France

Depuis vingt ans, plusieurs sièges de suspects islamistes se sont soldés par la mort de ces derniers

Temps de lecture : 2 min

Des hélicoptères survolant la zone industrielle de Dammartin-en-Goële, où les frères Kouachi étaient retranchés. REUTERS/Pascal Rossignol
Des hélicoptères survolant la zone industrielle de Dammartin-en-Goële, où les frères Kouachi étaient retranchés. REUTERS/Pascal Rossignol

Les sièges de l'entreprise de Dammartin-en-Gohèle (Seine-et-Marne) et de l'épicerie casher de la Porte de Vincennes (Paris) où s'étaient respectivement retranchés Saïd et Chérif Kouachi et Amady Coulibaly se sont soldés par la mort des trois hommes, vendredi 9 janvier. Au moins trois otages ont également été tués durant la prise d'otages de Paris, selon l'AFP, sans que l'on sache encore s'ils ont été tués pendant la prise d'otages en elle-même ou pendant l'assaut.

Depuis vingt ans, la plupart des sièges de grande ampleur menés contre des islamistes se sont soldés par la mort des suspects retranchés, qu'ils aient ou non pris des otages. C'était le cas, notamment, du siège de l'auteur des tueries de Toulouse et Montauban Mohamed Merah, tué par le Raid le 22 mars 2012 dans l'appartement où il se retranchait après 32 heures d'attente. Un policier avait été blessé et deux choqués. Mort «les armes à la main» selon le ministre de l'Intérieur Claude Guéant, Merah avait été touché par les tireurs positionnés à l'extérieur quand il avait sauté du balcon de son logement.
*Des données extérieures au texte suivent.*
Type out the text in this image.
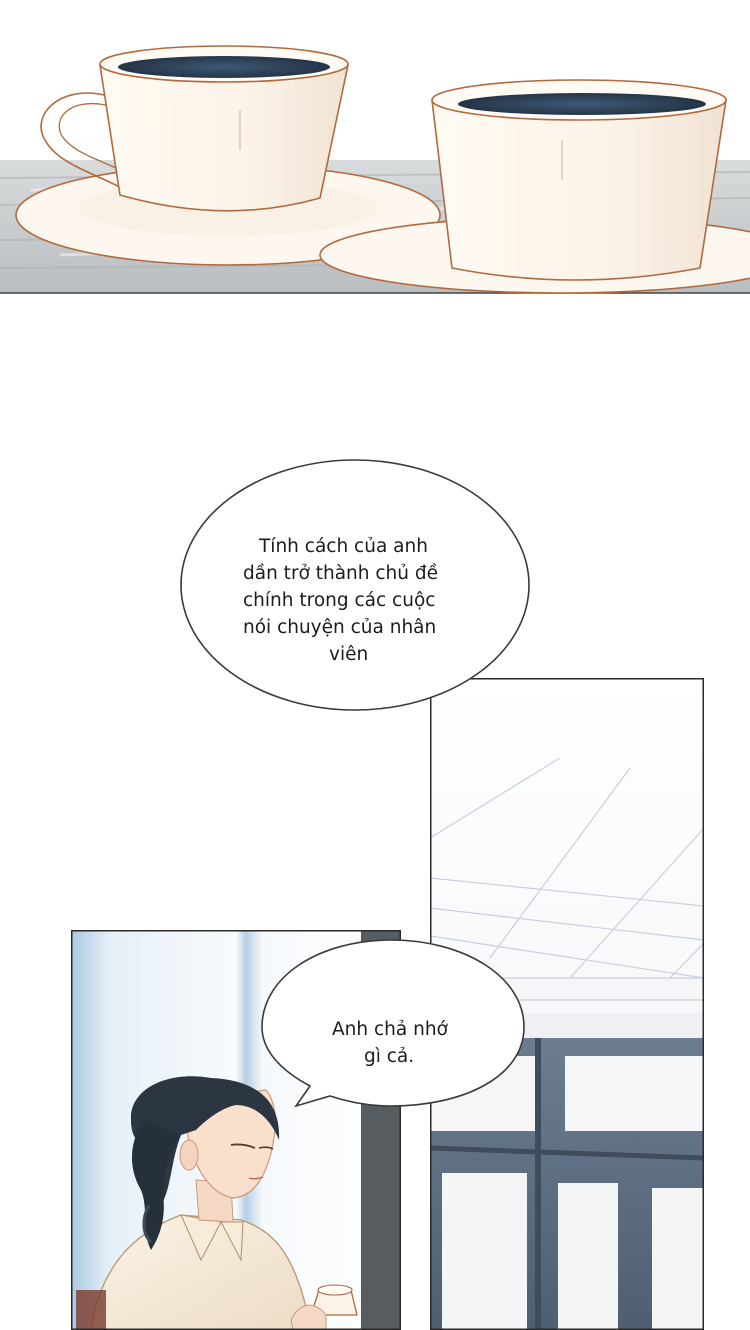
Tính cách của anh
dần trở thành chủ đề
chính trong các cuộc
nói chuyện của nhân
viên
Anh chả nhớ
gì cả.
Le 29 mars 1996, l'assaut contre l'immeuble où s'était retranché le «gang de Roubaix», un groupe islamiste, s'étaient pareillement soldé par la mort des quatre membres du gang. Deux membres du Raid avaient été blessés.

Le 29 novembre 1995, l'assaut contre le lieu-dit «Maison Blanche», près de Lyon, où s'était retranché Khaled Kelkal, le principal suspect de la série d'attentats de l'été 1995 à Paris, s'était soldé par la mort de ce dernier, dans des circonstances polémiques.

En 1994, la prise d'otages par un commando du GIA de l'Airbus A300 d'Air France, qui reliait Paris à Alger, s'était conclue par un assaut donné par le GIGN alors que l'avion était immobilisé sur le tarmac de l'aéroport de Marignane, près de Marseille. Le GIGN avait fait exploser les portes arrières et un tir nourri, pendant vingt minutes, s'était soldé par la mort des quatre membres du commando. Trois passagers avaient été exécutés par les terroristes avant l'assaut, lorsque l'avion était encore à Alger. Neuf membres du GIGN avaient été blessés, dont un gravement.